Despite being book-ended by opening and ending sequences that offer up something a little bit different, Kimberly Peirce’s modern day re-telling of the tale of the weird young girl with menstrual problems and telekinetic abilities is pretty much a scene by scene recreation of what De Palma did nearly 40 years ago, right down to the dialogue.  I can’t exactly say I’m surprised, given how familiar the trailers felt, but I am a little bit baffled by the fact that Peirce promised that her movie was another adaptation of King’s novel, rather than a straight up remake of the original film.  As much as I’d love to say that I’ve read the book, I’d be lying if I said I did.  But as someone who’s pretty familiar with De Palma’s Carrie, all I can say is that the movie I paid to see in the theater this weekend was a movie I had already seen before.  And I can’t help but be disappointed about that.

Not to compare it to the dreadful Nightmare on Elm Street remake (which totally wouldn’t be fair), but I walked out of the theater feeling very much the same way about the movie that I did after seeing that one – that it was a botched opportunity to really do something different, and bring something special and new to a classic story.  Especially considering how prominent bullying is in our society nowadays, I felt like this movie was a great opportunity to tackle and dig deep into some of those issues, which is one of the big reasons I was feeling like Carrie could actually benefit from a modern day remake.  Cyber bullying is something that of course wasn’t around back in the 70s, nor was the incredible awareness about bullying in general, and I felt that those factors alone provided fertile ground to take the tale into a new decade.

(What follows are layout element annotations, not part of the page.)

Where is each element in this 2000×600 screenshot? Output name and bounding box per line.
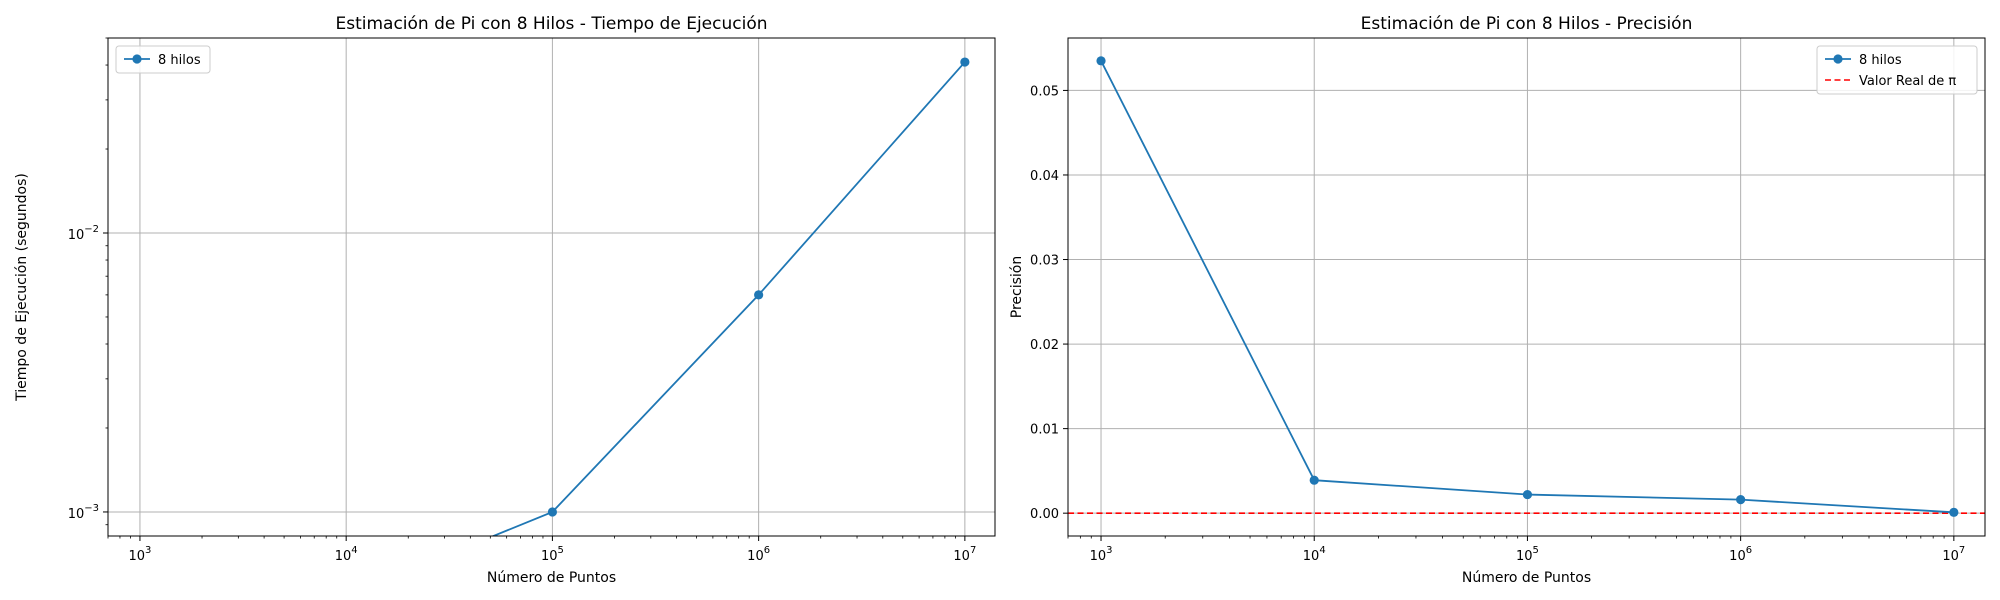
- x-tick-label: 107: [953, 545, 976, 564]
- data-point: [1309, 475, 1319, 485]
- x-axis-label: Número de Puntos: [487, 570, 616, 586]
- chart-title: Estimación de Pi con 8 Hilos - Precisión: [1361, 14, 1693, 34]
- x-tick-label: 105: [1516, 545, 1539, 564]
- x-tick-label: 106: [747, 545, 770, 564]
- legend-label: 8 hilos: [158, 53, 201, 68]
- y-tick-label: 10−3: [68, 503, 99, 522]
- x-tick-label: 104: [335, 545, 358, 564]
- legend: 8 hilos Valor Real de π: [1816, 45, 1978, 95]
- chart-title: Estimación de Pi con 8 Hilos - Tiempo de…: [336, 14, 768, 34]
- legend-box: [115, 45, 211, 74]
- axes-frame: [107, 37, 996, 537]
- legend: 8 hilos: [115, 45, 211, 74]
- data-point: [1096, 56, 1106, 66]
- x-tick-label: 103: [1090, 545, 1113, 564]
- series-line-group: [491, 57, 970, 536]
- chart-1: 103 104 105 106 107 10−3 10−2 Estimación de Pi …: [14, 14, 996, 586]
- x-tick-label: 104: [1303, 545, 1326, 564]
- data-point: [547, 507, 558, 517]
- legend-label: Valor Real de π: [1859, 74, 1956, 89]
- data-point: [1949, 507, 1959, 517]
- y-tick-label: 0.01: [1030, 423, 1059, 438]
- y-tick-label: 0.04: [1030, 169, 1059, 184]
- y-tick-label: 0.03: [1030, 254, 1059, 269]
- x-tick-label: 107: [1942, 545, 1965, 564]
- y-axis-label: Precisión: [1009, 256, 1025, 318]
- y-tick-label: 0.00: [1030, 507, 1059, 522]
- legend-swatch-marker: [1833, 54, 1843, 64]
- chart-2: 103 104 105 106 107 0.00 0.01 0.02 0.03 0.04 0.05 E…: [1009, 14, 1986, 586]
- x-tick-label: 105: [541, 545, 564, 564]
- x-tick-label: 103: [128, 545, 151, 564]
- data-point: [1736, 495, 1746, 505]
- legend-swatch-marker: [132, 54, 142, 64]
- x-tick-label: 106: [1729, 545, 1752, 564]
- data-point: [754, 290, 764, 300]
- data-point: [1522, 489, 1533, 500]
- legend-box: [1816, 45, 1978, 95]
- y-tick-label: 0.05: [1030, 84, 1059, 99]
- legend-label: 8 hilos: [1859, 53, 1902, 68]
- x-axis-label: Número de Puntos: [1462, 570, 1591, 586]
- data-point: [960, 57, 970, 67]
- y-axis-label: Tiempo de Ejecución (segundos): [14, 173, 30, 402]
- grid: [108, 38, 995, 536]
- grid: [1068, 38, 1985, 536]
- axes-frame: [1067, 37, 1986, 537]
- y-tick-label: 0.02: [1030, 338, 1059, 353]
- y-tick-label: 10−2: [68, 224, 99, 243]
- series-line-group: [1096, 56, 1959, 517]
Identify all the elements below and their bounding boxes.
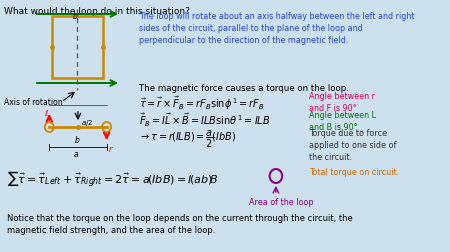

Unfortunately, rather than really getting into any of that stuff, or exploring aspects of the characters that we hadn’t seen before, they instead decided to just tell us the exact same story we’ve already been told several times before.  For anyone who’s already seen either of the two adaptations of King’s novel, Carrie 2013 is quite frankly a total bore, Peirce and company going through the motions and not bothering to infuse anything new into the proceedings.  Hell, they barely even bothered to update the story for modern times, aside from throwing in a couple cell phones and computers.  When I say that the boldest change they made to De Palma’s film was making Chris a brunette and Sue a blonde, I’m not even exaggerating.


As far as the acting is concerned, Chloe Grace Moretz is impressive as always in the title role, though I’m not entirely convinced that she was the best choice to play the awkward social outcast.  It kind of annoys me to hear people say that Moretz is “too pretty” to play Carrie, as if good looking people are exempt from bullying and abuse, but at the same time I felt that she just wasn’t awkward enough in the role.  Moretz’s Carrie is more outgoing and empowered, and I almost didn’t buy that her classmates would be so cruel to her – at least not as much as I bought the fact that Sissy Spacek’s Carrie was the subject of such ridicule.

Again, I don’t say any of this as a knock on Moretz’s performance, which was totally fine, I just feel that the casting of Spacek in the role was much more inspired.  Even in the final moments of the film, when Moretz is tasked with getting her evil on, I felt that she looked more like a cute girl conducting an orchestra than a menacing force exacting her revenge for years of emotional and physical torment.  While Spacek nailed both the fragility and the rage, Moretz kinda fell flat in both departments, for me.

But the casting really isn’t the issue here, especially considering the fact that Julianne Moore is pitch perfect in the role of Margaret White – evoking the spirit of Piper Laurie’s terrifying portrayal of the character.  It’s an all around well-made movie, and there’s really not all that much bad that can be said about it, but it again all boils down to the fact that it all just feels totally pointless.  By playing it as safe as they possibly could, Peirce and company came out the other end with a pretty decent horror movie – one that will surely entertain and delight those who have never seen the original.  But for anyone who’s looking for a different take on a movie they’ve already seen, it’s likely to do nothing more than bore and disappoint.  Carrie 2013 is without question the better of the two remakes we’ve seen over the years – it’s just more for new audiences than those who are already familiar with the source material.

Since that’s clearly what they were going for, I can’t say that they didn’t succeed in their mission.  But for me personally, I left the theater with only one thought on my mind; what the hell was the point of that?